+86 What does this, {x|x < 0}, mean?
My question is, "What is the domain and range of this function: y = 1/x ?"
One of the options is Domain: {x|x < 0}, but I don't know what it means to tell if it's right or not.
+2440 Domain and range of the function \(y=\frac{1}{x}\)
Now, let's figure out the domain first. The domain of a function just means the possible range of x-values that output a real y-value.
Let's consider that. Is there any number for x that would output a nonreal y-value?
Yes, 0. If you plug in 0 for x, you get a nonreal y-value. Will any others? No. I've made a table of the first few domain options.
| Possible Domain | Corresponding y-value | Is it real? |
| -5 | \(\frac{1}{-5}\) | Yes |
| -4 | \(\frac{1}{-4}\) | Yes |
| -3 | \(\frac{1}{-3}\) | Yes |
| -2 | \(\frac{1}{-2}\) | Yes |
| -1 | \(\frac{1}{-1}\) | Yes |
| 0 | \(\frac{1}{0}\) | No, a number divided by 0 is undefined. |
| 1 | \(\frac{1}{1}\) | Yes |
| 2 | \(\frac{1}{2}\) | Yes |
| 3 | \(\frac{1}{3}\) | Yes |
| 4 | \(\frac{1}{4}\) | Yes |
| 5 | \(\frac{1}{5}\) | Yes |
You can see that any numer, except 0, will output a real y-value. Therefore, the domain is any number that isn't 0.
Domain: \(\{x\in {\rm I\!R}\hspace{1mm}: x\neq0\}\)
In other words, the domain is apart of the real numbers except 0.
Let's think about the range, too. The range is set of all possible values that the function can actually produce. Let's try making a table for that:
| Possible Range | Corresponding x-value | Is it real? |
| -3 | \(-\frac{1}{3}\) | Yes |
| -2 | \(-\frac{1}{2}\) | Yes |
| -1 | \(-1\) | Yes |
| 0 | No solution | No |
| 1 | \(1\) | Yes |
| 2 | \(\frac{1}{2}\) | Yes |
| 3 | \(\frac{1}{3}\) | Yes |
You might be wondering why 0 has "no solution" on it. Well, let's try and solve it:
| \(y=\frac{1}{x}\) | Substitute in 0 for y. |
| \(0=\frac{1}{x}\) | Multiply my x on both sides. |
| \(0=1\) | This is a nonsensical answer. Since \(0\neq1\), there is no solution. Therefore, 0 cannot be a possible range value. |
Any other real number works, so our range is:
\(\{f(x)\in {\rm I\!R}\hspace{1mm}:f(x)\neq0\}\)
To recap, the domain and range is as follows
Domain: \(\{x\in {\rm I\!R}\hspace{1mm}: x\neq0\}\)
Range: \(\{f(x)\in {\rm I\!R}\hspace{1mm}:f(x)\neq0\}\)
To answer your second question about what does \(\{x|x\leq0\}\) mean.
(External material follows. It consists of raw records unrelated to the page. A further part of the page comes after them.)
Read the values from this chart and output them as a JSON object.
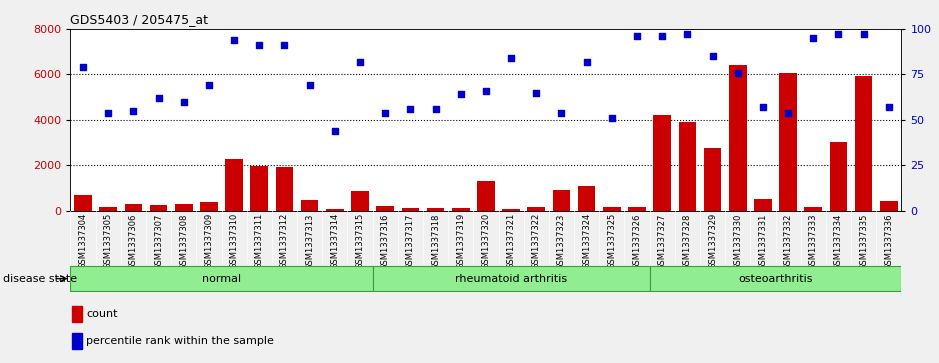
{
  "title": "GDS5403 / 205475_at",
  "samples": [
    "GSM1337304",
    "GSM1337305",
    "GSM1337306",
    "GSM1337307",
    "GSM1337308",
    "GSM1337309",
    "GSM1337310",
    "GSM1337311",
    "GSM1337312",
    "GSM1337313",
    "GSM1337314",
    "GSM1337315",
    "GSM1337316",
    "GSM1337317",
    "GSM1337318",
    "GSM1337319",
    "GSM1337320",
    "GSM1337321",
    "GSM1337322",
    "GSM1337323",
    "GSM1337324",
    "GSM1337325",
    "GSM1337326",
    "GSM1337327",
    "GSM1337328",
    "GSM1337329",
    "GSM1337330",
    "GSM1337331",
    "GSM1337332",
    "GSM1337333",
    "GSM1337334",
    "GSM1337335",
    "GSM1337336"
  ],
  "counts": [
    700,
    150,
    280,
    240,
    290,
    380,
    2250,
    1950,
    1900,
    450,
    50,
    850,
    180,
    100,
    120,
    120,
    1300,
    50,
    150,
    900,
    1100,
    150,
    150,
    4200,
    3900,
    2750,
    6400,
    500,
    6050,
    150,
    3000,
    5950,
    400
  ],
  "percentile_ranks": [
    79,
    54,
    55,
    62,
    60,
    69,
    94,
    91,
    91,
    69,
    44,
    82,
    54,
    56,
    56,
    64,
    66,
    84,
    65,
    54,
    82,
    51,
    96,
    96,
    97,
    85,
    76,
    57,
    54,
    95,
    97,
    97,
    57
  ],
  "group_boundaries": [
    0,
    12,
    23,
    33
  ],
  "group_labels": [
    "normal",
    "rheumatoid arthritis",
    "osteoarthritis"
  ],
  "group_color": "#90EE90",
  "group_border_color": "#3a9e3a",
  "ylim_left": [
    0,
    8000
  ],
  "ylim_right": [
    0,
    100
  ],
  "yticks_left": [
    0,
    2000,
    4000,
    6000,
    8000
  ],
  "yticks_right": [
    0,
    25,
    50,
    75,
    100
  ],
  "bar_color": "#CC0000",
  "dot_color": "#0000CC",
  "bg_color": "#f0f0f0",
  "plot_bg": "#ffffff",
  "left_label_color": "#CC0000",
  "right_label_color": "#0000CC",
  "disease_state_label": "disease state",
  "xtick_bg": "#d4d4d4"
}
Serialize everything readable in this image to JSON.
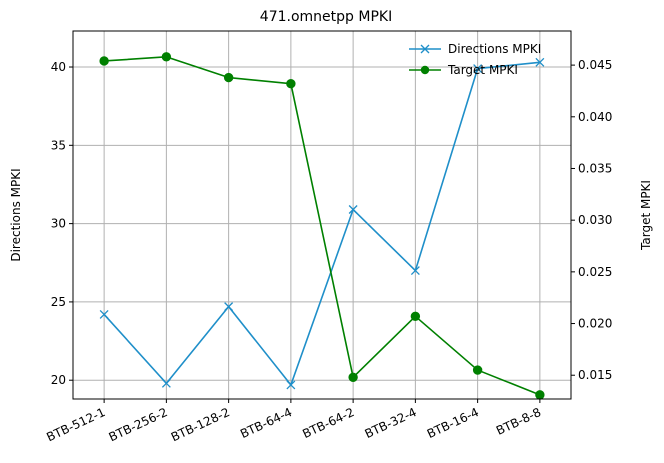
{
  "chart_data": {
    "type": "line",
    "title": "471.omnetpp MPKI",
    "categories": [
      "BTB-512-1",
      "BTB-256-2",
      "BTB-128-2",
      "BTB-64-4",
      "BTB-64-2",
      "BTB-32-4",
      "BTB-16-4",
      "BTB-8-8"
    ],
    "ylabel_left": "Directions MPKI",
    "ylabel_right": "Target MPKI",
    "ylim_left": [
      18.8,
      42.3
    ],
    "ylim_right": [
      0.0127,
      0.0483
    ],
    "yticks_left": [
      20,
      25,
      30,
      35,
      40
    ],
    "yticks_left_labels": [
      "20",
      "25",
      "30",
      "35",
      "40"
    ],
    "yticks_right": [
      0.015,
      0.02,
      0.025,
      0.03,
      0.035,
      0.04,
      0.045
    ],
    "yticks_right_labels": [
      "0.015",
      "0.020",
      "0.025",
      "0.030",
      "0.035",
      "0.040",
      "0.045"
    ],
    "grid": true,
    "legend_position": "top-right",
    "series": [
      {
        "name": "Directions MPKI",
        "axis": "left",
        "marker": "x",
        "color": "#1f8fc9",
        "values": [
          24.2,
          19.8,
          24.7,
          19.7,
          30.9,
          27.0,
          39.9,
          40.3
        ]
      },
      {
        "name": "Target MPKI",
        "axis": "right",
        "marker": "circle",
        "color": "#008000",
        "values": [
          0.0454,
          0.0458,
          0.0438,
          0.0432,
          0.0148,
          0.0207,
          0.0155,
          0.0131
        ]
      }
    ]
  }
}
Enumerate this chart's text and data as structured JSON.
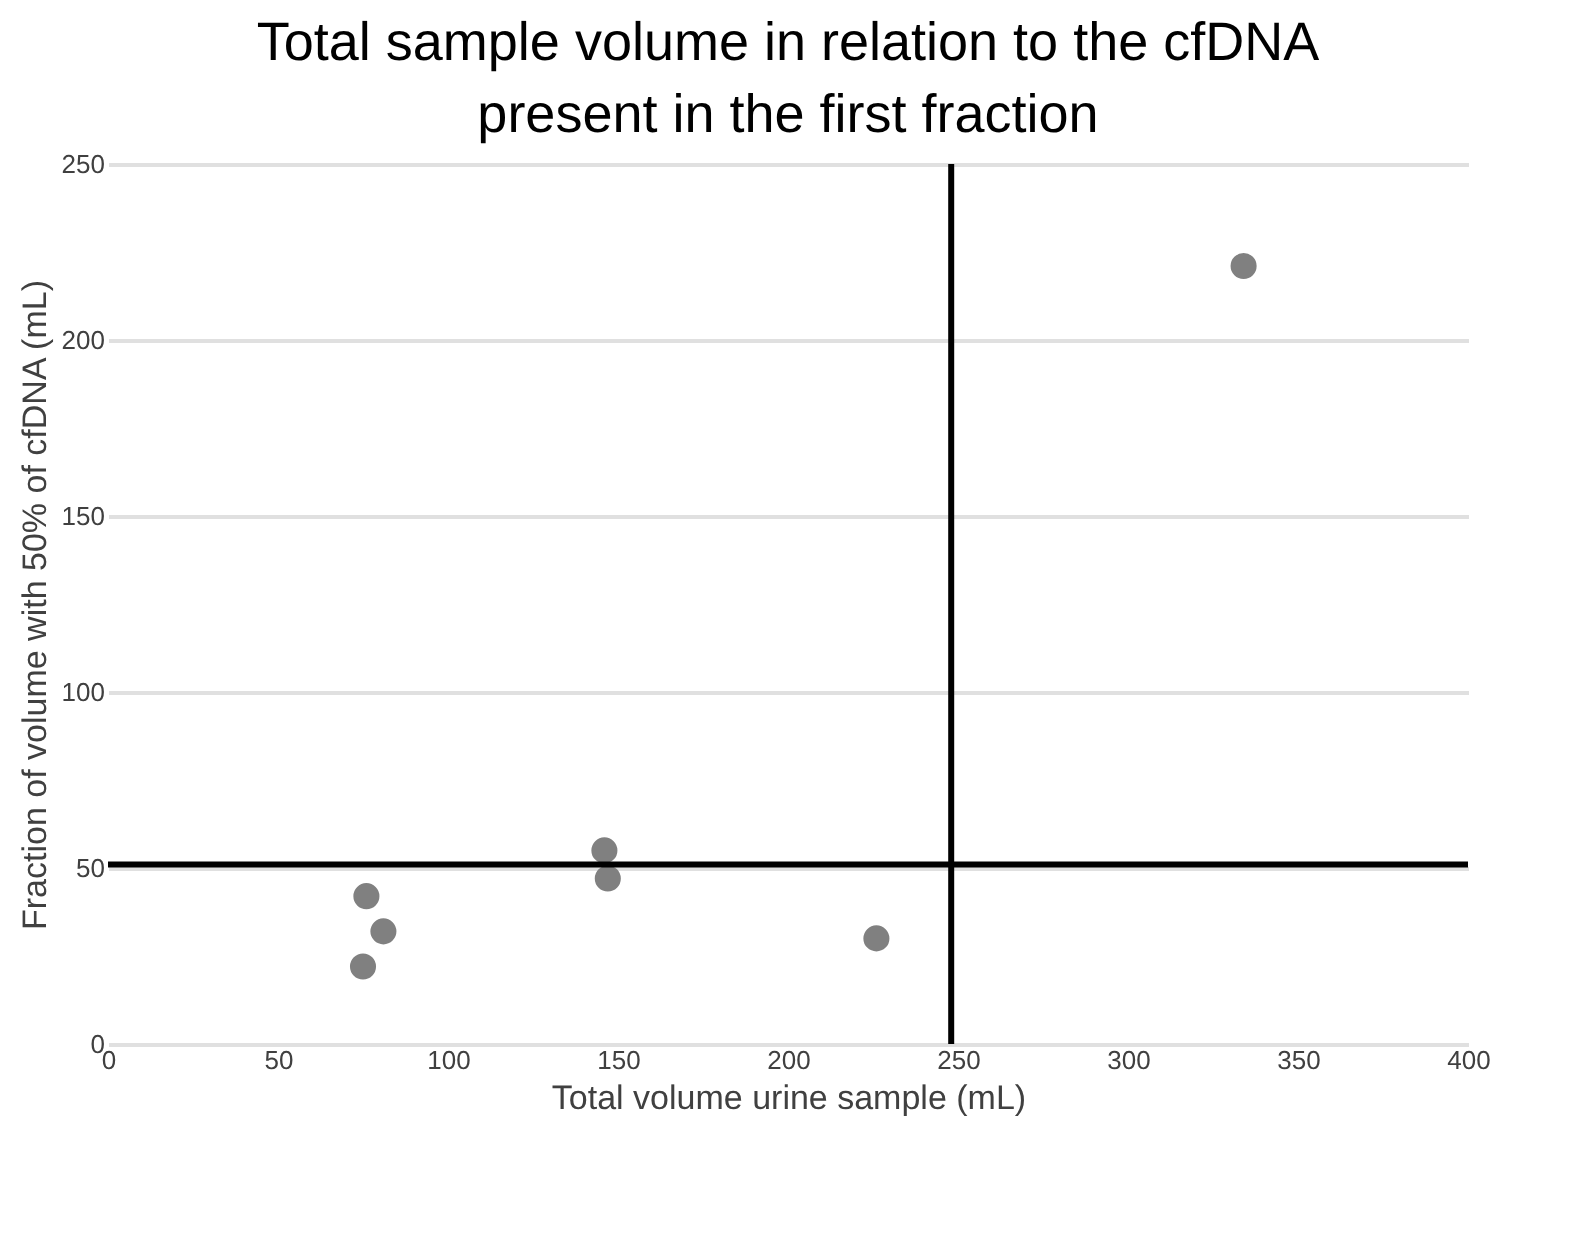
{
  "chart_data": {
    "type": "scatter",
    "title": "Total sample volume in relation to the cfDNA present in the first fraction",
    "xlabel": "Total volume urine sample (mL)",
    "ylabel": "Fraction of volume with 50% of cfDNA  (mL)",
    "series": [
      {
        "color": "#808080",
        "x": [
          76,
          81,
          75,
          146,
          147,
          226,
          334
        ],
        "values": [
          42,
          32,
          22,
          55,
          47,
          30,
          221
        ]
      }
    ],
    "xlim": [
      0,
      400
    ],
    "xticks": [
      0,
      50,
      100,
      150,
      200,
      250,
      300,
      350,
      400
    ],
    "ylim": [
      0,
      250
    ],
    "yticks": [
      0,
      50,
      100,
      150,
      200,
      250
    ],
    "grid": "y",
    "marker": "circle",
    "ref_lines": [
      {
        "axis": "x",
        "value": 248,
        "color": "#000000"
      },
      {
        "axis": "y",
        "value": 51,
        "color": "#000000"
      }
    ]
  }
}
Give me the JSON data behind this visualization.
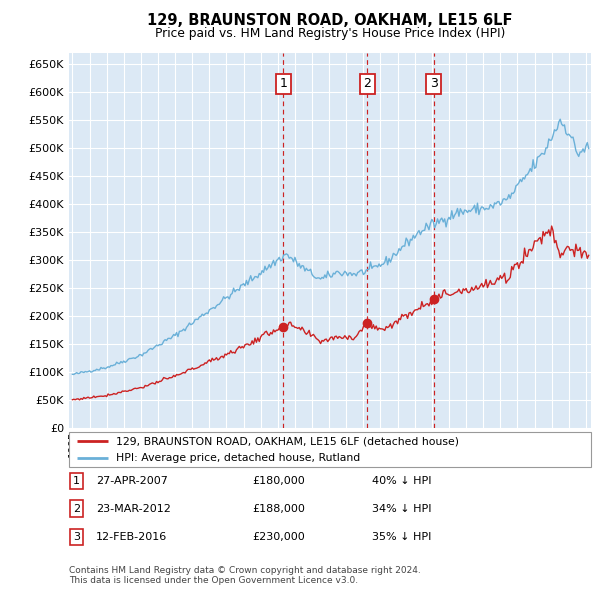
{
  "title": "129, BRAUNSTON ROAD, OAKHAM, LE15 6LF",
  "subtitle": "Price paid vs. HM Land Registry's House Price Index (HPI)",
  "sale_labels": [
    "1",
    "2",
    "3"
  ],
  "sale_years": [
    2007.32,
    2012.22,
    2016.12
  ],
  "sale_prices": [
    180000,
    188000,
    230000
  ],
  "legend_sale": "129, BRAUNSTON ROAD, OAKHAM, LE15 6LF (detached house)",
  "legend_hpi": "HPI: Average price, detached house, Rutland",
  "table_entries": [
    {
      "num": "1",
      "date": "27-APR-2007",
      "price": "£180,000",
      "pct": "40% ↓ HPI"
    },
    {
      "num": "2",
      "date": "23-MAR-2012",
      "price": "£188,000",
      "pct": "34% ↓ HPI"
    },
    {
      "num": "3",
      "date": "12-FEB-2016",
      "price": "£230,000",
      "pct": "35% ↓ HPI"
    }
  ],
  "footer": "Contains HM Land Registry data © Crown copyright and database right 2024.\nThis data is licensed under the Open Government Licence v3.0.",
  "hpi_color": "#6ab0d8",
  "sale_color": "#cc2222",
  "vline_color": "#cc2222",
  "bg_plot": "#dce9f5",
  "grid_color": "#ffffff",
  "ylim": [
    0,
    670000
  ],
  "yticks": [
    0,
    50000,
    100000,
    150000,
    200000,
    250000,
    300000,
    350000,
    400000,
    450000,
    500000,
    550000,
    600000,
    650000
  ],
  "xlim_start": 1994.8,
  "xlim_end": 2025.3
}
It means that x is a member of the real numbers such that x is nonnegative (0, 2/9, 1, π, 4.83333..., etc.). However, x has to be nonnegative, so it can't be -3/4, -5, -8.980333333..., etc.
+86 Thank you for your long response! I do actually know how to do the problem, I just didn't understand what that symbol meant in relation to the question. Thanks though.
+9466 I think {x|x < 0} is read like this: "x such that x is less than or equal to zero."
You can just read that vertical line like it says, "such that" ...that's how my teacher said it
I finally found a page that agrees with this... here . This might be a helpful page if you have any more questions about symbols like that.